Nachwehen nach der Krise?
Was wird bleiben? Es wird sich zeigen, ob wir gelernt haben werden, dass wir in unserem hochentwickelten Wirtschaftssystem dennoch über ausreichende Reserven verfügen müssen – zumindest in den Universitätsklinika, in weiteren staatsgeführten Krankenhäusern und für fest in das GKV-System integrierte Leistungserbringer. Reserven werden benötigt – an Material wie Schutzausrüstungen – aber auch an Medikamenten und geschulten Personal, zumindest an staatlich geführten Kliniken. Was wäre denn bei hohen Ausfallraten von Pflegepersonal und Ärzten passiert? Müssen nicht generell noch mehr Pflegerinnen und Pfleger, Ärztinnen und Ärzte intensivtherapeutisch fit gehalten werden für den intensivmedizinischen Notfall? Wie schnell haben wir gemerkt, dass unsere ständig überarbeiteten Tarife für Ärzte – ohne längere Diskussion – auch mal aus dem bequemeren Modus in den Krisenmodus geschaltet werden müssen.
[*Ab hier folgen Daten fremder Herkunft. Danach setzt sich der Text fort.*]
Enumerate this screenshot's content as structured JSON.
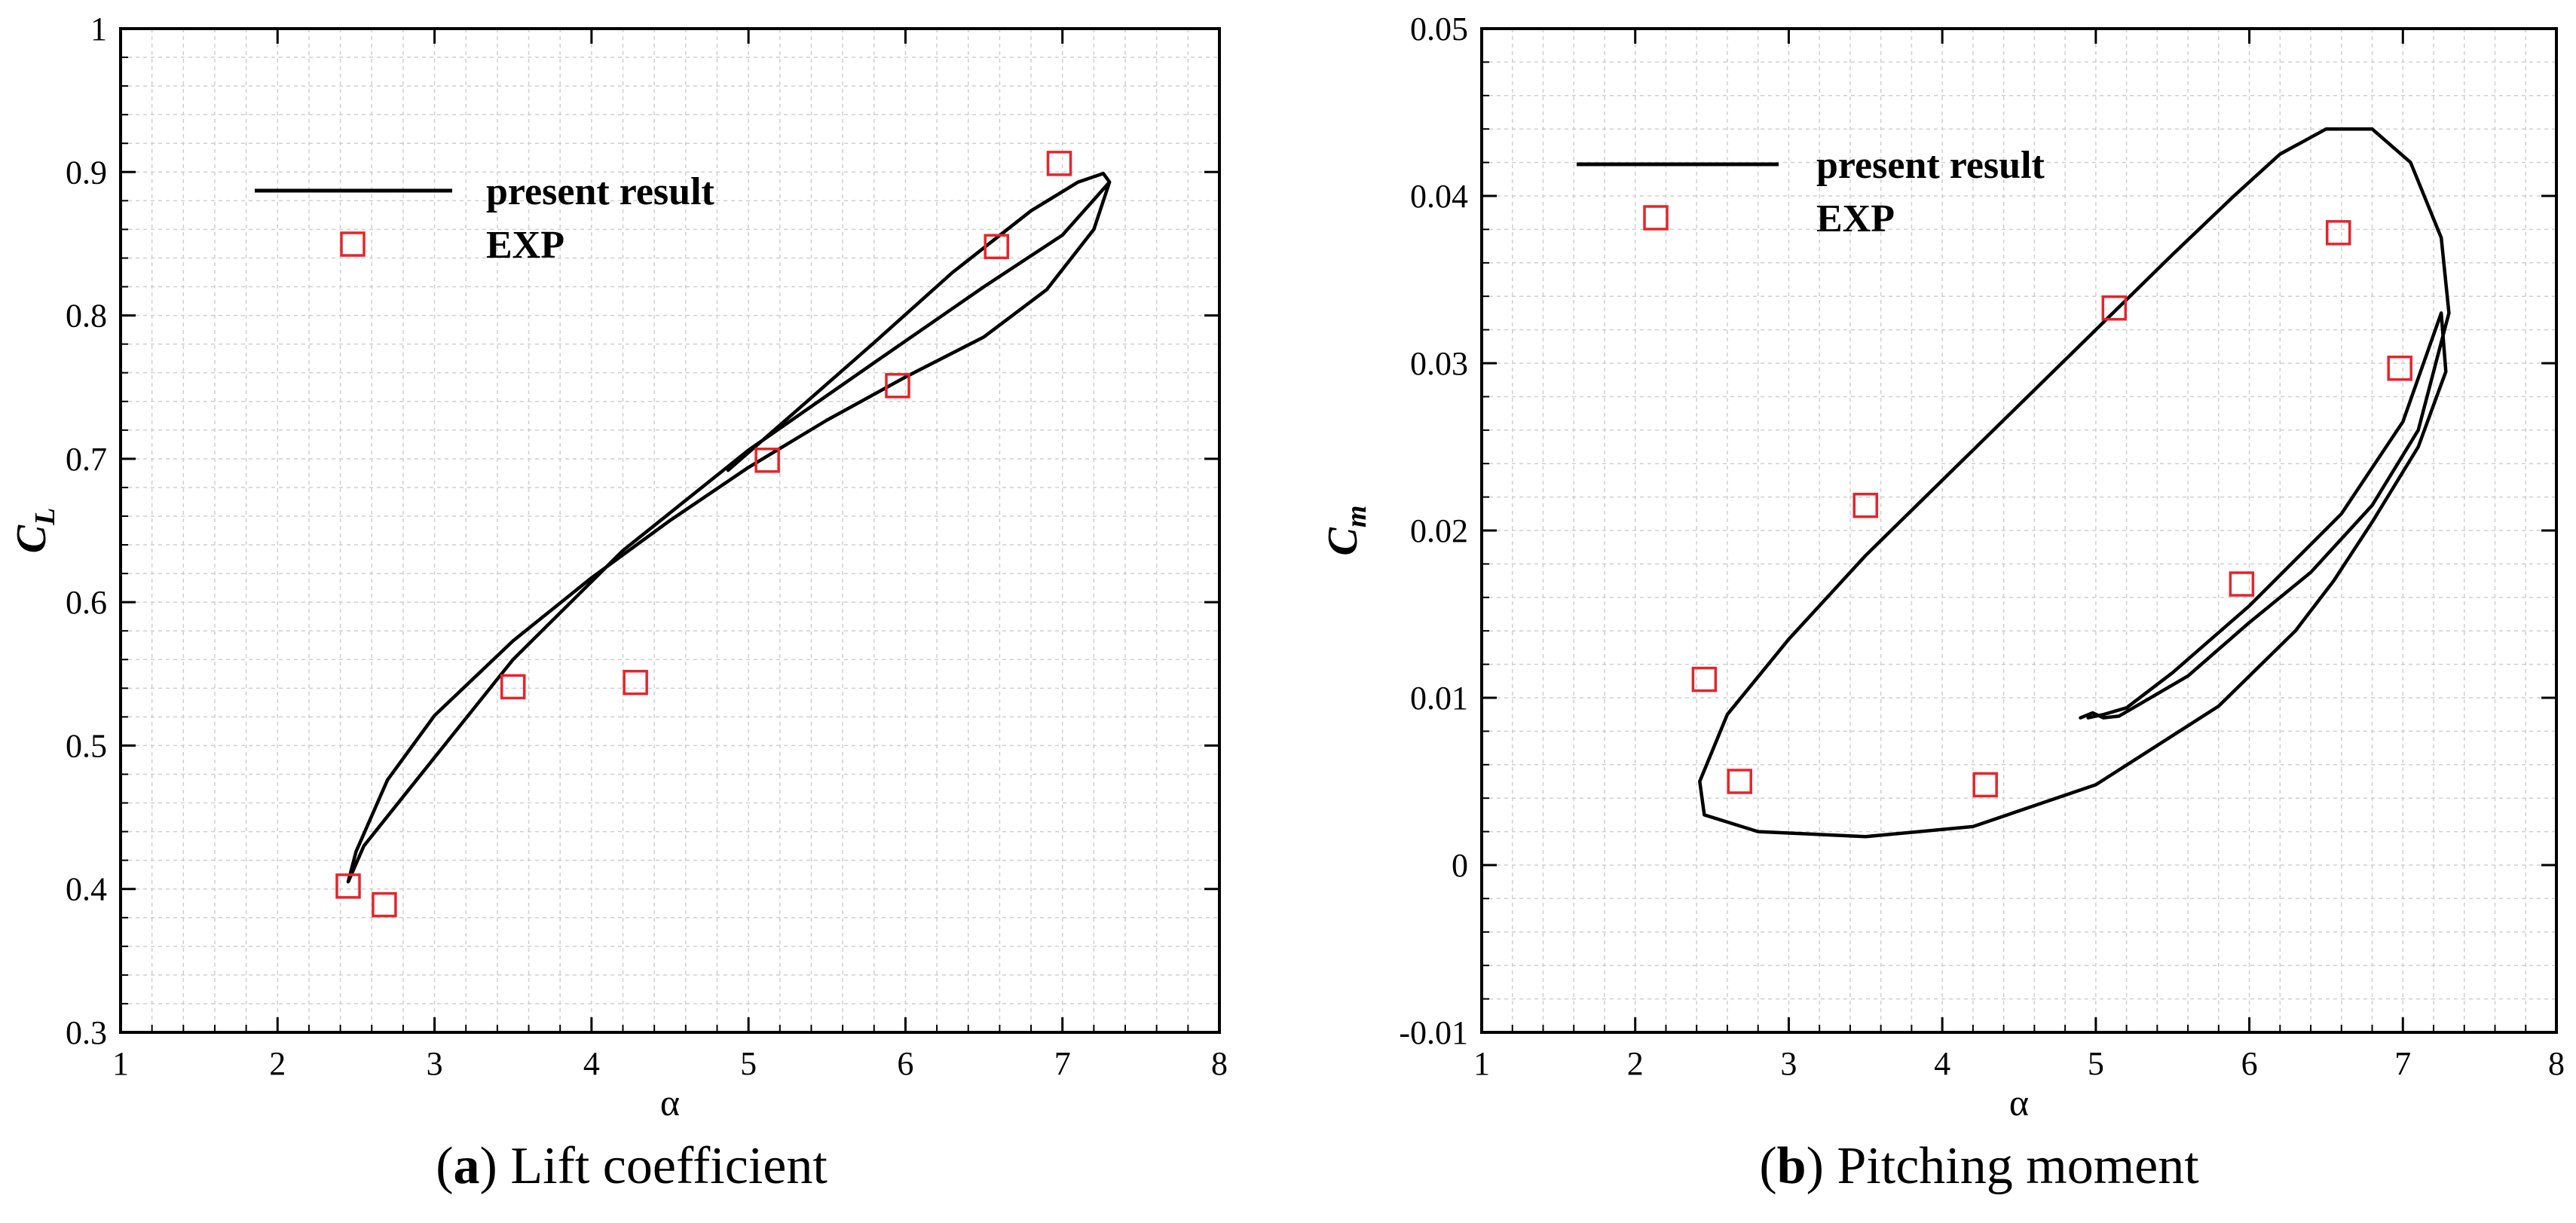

Hoffentlich wird in den politischen Köpfen ankommen, dass Krisenmaßnahmen noch besser bundeseinheitlich abgestimmt werden müssen, anstatt sie schnell aus dem Holster zu ziehen. Unsere Hersteller aus der Hilfsmittelbranche werden an den finanziellen Belastungen noch zu knabbern haben. Die Versorgungsbetriebe der Branche werden beweisen können, dass sie schnell und wendig reagieren können. Wir alle werden danach verstanden haben, welch hohe Rolle sie als Fachbetriebe mit hoher Mobilität auch in Krisensituationen für die hochwertige, breite Versorgung der Bevölkerung einnehmen.